Players that concentrate on the domestic market, like Charles Schwab Corp., may be left behind if they do not expand, wrote Henry H. McVey, an analyst at Morgan Stanley Dean Witter & Co. in New York. “Clearly the opportunities in the United States are significant,” Mr. McVey wrote. “But we believe that management should and could be moving aggressively overseas.”

In a Dec. 20 industry report, Mr. McVey praised Citigroup Inc.’s “truly global footprint” and Merrill Lynch & Co.’s recent international alliance with HSBC Holdings PLC. But he criticized Charles Schwab as “lagging” in expansion abroad.

Schwab, like many of its peers, has seen a slowdown in the pace of individual equity investing in the United States because of market volatility. The slowdown prompted Schwab management to cut back on its executives’ base pay until March.

Andrew Collins, an analyst at ING Barings, noted that the growth rate of U.S. online investing has slackened, and that “Schwab, which is heavily focused on electronic trading, is largely a domestic player.”

He added, “When you are in e-finance you have to go abroad, and they are not pushing the envelope.”

But not everyone sees Schwab’s strategy as limited.

Gerard M. Cronin, an analyst with McDonald Investments, a Boston subsidiary of Cleveland’s KeyCorp, said that Schwab is well positioned to expand on par with the biggest players in the next five years.

“Schwab is taking a prudent approach” to its overseas expansion, he said. “They are not in the big picture, but they are out there.”

Mr. Cronin said Schwab might have a competitive advantage in countries such as Germany and Japan, where people are interested in technology and where equity as a part of private investment portfolios is still a new idea.

But Mr. Cronin conceded that companies like Morgan Stanley and Merrill Lynch have an edge over Schwab because they can use their international investment banking presence as a springboard to the retail market abroad, while Schwab cannot.

Schwab, which is based in San Francisco, already has offices in Japan, Britain, and Canada, said Glen Mathison, a company spokesman.
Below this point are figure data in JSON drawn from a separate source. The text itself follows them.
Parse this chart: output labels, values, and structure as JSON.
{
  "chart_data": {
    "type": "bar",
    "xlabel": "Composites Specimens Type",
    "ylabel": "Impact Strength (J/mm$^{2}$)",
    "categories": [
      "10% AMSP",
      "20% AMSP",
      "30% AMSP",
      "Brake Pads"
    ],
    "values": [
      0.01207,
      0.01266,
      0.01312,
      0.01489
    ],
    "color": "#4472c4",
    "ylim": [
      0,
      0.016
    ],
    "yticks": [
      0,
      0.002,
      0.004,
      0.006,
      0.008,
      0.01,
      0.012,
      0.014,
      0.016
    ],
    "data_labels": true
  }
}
However, he said, continental Europe is still a difficult market — particularly Germany, which is “heavily dominated by banks,” he said.

Mr. Mathison said Schwab is not concerned that a lack of broad international exposure will hamper its growth, especially given the size of the U.S. baby boomer generation and its corresponding assets. The average Schwab customer, he said, has a portfolio of approximately $120,000.

Trading at a high multiple of 55.19 times its earnings per share, Schwab lost 87.5 cents, or 2.99%, on last year’s final trading day, closing at $28.375.